I was a fourth grade student in Boulder, Colorado.

My teacher and I were selected by Ball Aerospace as one of six student-teacher pairs sent to Florida to see the shuttle launch. Like most kids, I dreamed of being an astronaut and traveling to Mars one day.

I remember the excitement and anticipation of the days before the launch. Never once did I think that something could go wrong. I remember huddling with the other kids wrapped in trash bags and hotel blankets to stay warm during the launch delays at KSC.

When the countdown finally made it to zero, the crowd let out a huge cheer. We watched in awe as the Challenger climbed its way deep into the sky. When the explosion happened, I didn't know for a few moments what was going on. My young mind had difficulty registering the massive significance of what just happened. The crowd went silent. Moments later, it was announced that there was "obviously a major malfunction."

At the age of 10, I had just witnessed the death of seven of my heroes. It took a long time for me to deal with my feelings about the accident. Eventually, I realized that an even bigger tragedy would be not learning from the disaster. No matter how well we engineer and test, there will always be unforeseen problems. It's how we deal with them that counts.

I think the Challenger disaster has played a role in decisions throughout my life. I went to college to study electrical engineering and today I am designing products that make life safer for thousands of people. I will always remember the Challenger and the seven people who gave their lives in the name of space exploration.

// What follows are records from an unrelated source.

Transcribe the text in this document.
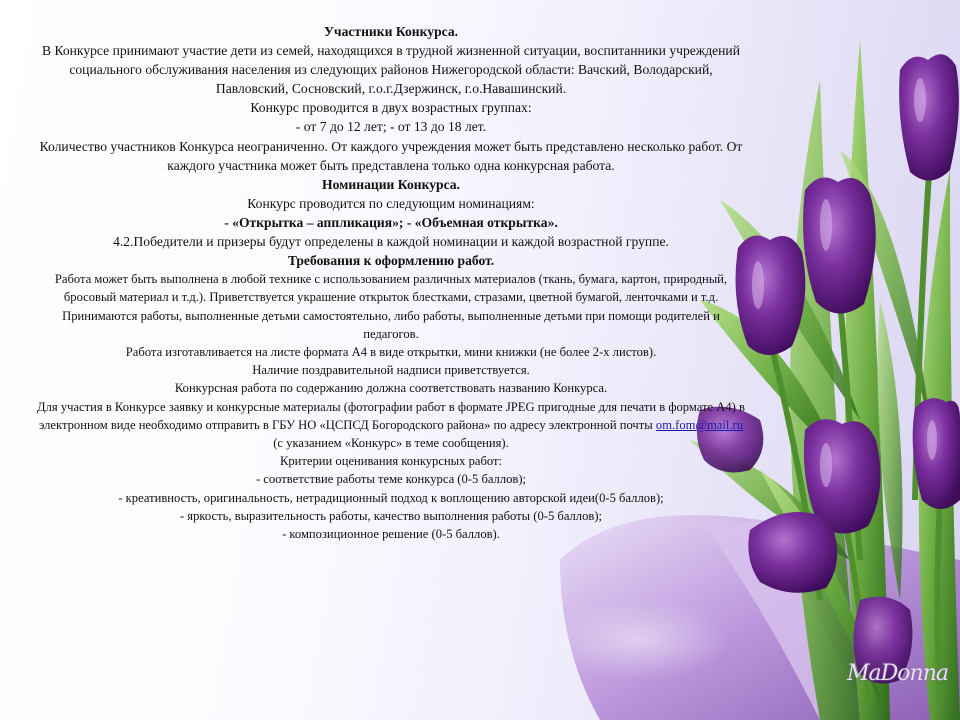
Участники Конкурса.

В Конкурсе принимают участие дети из семей, находящихся в трудной жизненной ситуации, воспитанники учреждений социального обслуживания населения из следующих районов Нижегородской области: Вачский, Володарский, Павловский, Сосновский, г.о.г.Дзержинск, г.о.Навашинский.

Конкурс проводится в двух возрастных группах:

- от 7 до 12 лет; - от 13 до 18 лет.

Количество участников Конкурса неограниченно. От каждого учреждения может быть представлено несколько работ. От каждого участника может быть представлена только одна конкурсная работа.

Номинации Конкурса.

Конкурс проводится по следующим номинациям:

- «Открытка – аппликация»; - «Объемная открытка».

4.2.Победители и призеры будут определены в каждой номинации и каждой возрастной группе.

Требования к оформлению работ.

Работа может быть выполнена в любой технике с использованием различных материалов (ткань, бумага, картон, природный, бросовый материал и т.д.). Приветствуется украшение открыток блестками, стразами, цветной бумагой, ленточками и т.д.

Принимаются работы, выполненные детьми самостоятельно, либо работы, выполненные детьми при помощи родителей и педагогов.

Работа изготавливается на листе формата А4 в виде открытки, мини книжки (не более 2-х листов).

Наличие поздравительной надписи приветствуется.

Конкурсная работа по содержанию должна соответствовать названию Конкурса.

Для участия в Конкурсе заявку и конкурсные материалы (фотографии работ в формате JPEG пригодные для печати в формате А4) в электронном виде необходимо отправить в ГБУ НО «ЦСПСД Богородского района» по адресу электронной почты om.fom@mail.ru (с указанием «Конкурс» в теме сообщения).

Критерии оценивания конкурсных работ:

- соответствие работы теме конкурса (0-5 баллов);

- креативность, оригинальность, нетрадиционный подход к воплощению авторской идеи(0-5 баллов);

- яркость, выразительность работы, качество выполнения работы (0-5 баллов);

- композиционное решение (0-5 баллов).

MaDonna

I was a simulator-test engineer at Johnson Space Center.

At the time of the launch, I and about 30 other people, including some of the Astronaut Corps, were sitting in the conference room in the Shuttle Mission Training Facility, which houses the shuttle simulators. We were watching the one TV in the building. I remember sitting across from astronaut Anna Fisher. When the explosion occurred, the room fell deathly silent, save for one lone gasp and sob from someone in the front of the room. When I saw the fireball, I kept waiting for the orbiter to rise out of the other side, but it never did. I remember thinking "two years, we're going to be grounded for two years." The loss hadn't hit me yet. Then, as if by some secret signal, all the astronauts in the room stood up as one and left.

I was also a volunteer for the "Dial-A-Shuttle" program after work, which at the time was run from the JSC news building. When I showed up that day, it still hadn't sunk in. Then President Reagan came on the TV in the news room, and gave his speech about seven brave Americans. Then it hit me. I could do nothing except put my head down and cry. I cried for a long time.

I also remember STS-26, Discovery's return to flight, watching that launch with friends at work [I was working for a different NASA contractor by that time], and holding my breath [it seemed] until the boosters separated and the shuttle was once again on its way. That was a very long 2 minutes and 10 seconds. We've come a long way since then, and I'm now working on the space station simulators, but the image of that fireball is printed in my mind forever.


I was sitting at home in the U.K., unemployed and looking forward to a "lift" from watching the first civilian teacher lift off for space.

Like many others I had become blasé about travel into space. It was one of the safest ways to travel after all. NASA had everything sussed now with their powerful computers and all. Wrong, the scenes that unfolded will stay with me forever. Disbelief, dismay, sorrow, shock, etc. on the faces on TV, my own stomach churning. This was not happening.

Glued to the TV screen like some voyeur hoping against hope that the pictures were wrong, sometime now a parachute will appear, it will surely appear... no parachute. Hopes dashed. How those families must feel..

Fifteen years on, I'm 42. I want to go into space. I know the risks, would I take the risk? Yes, I would. Just as every astronaut who enters a space vehicle does. Six billion people on the planet and only a couple of hundred of us have seen the wondrous sight of the planet from space and I would dearly love to be one of them!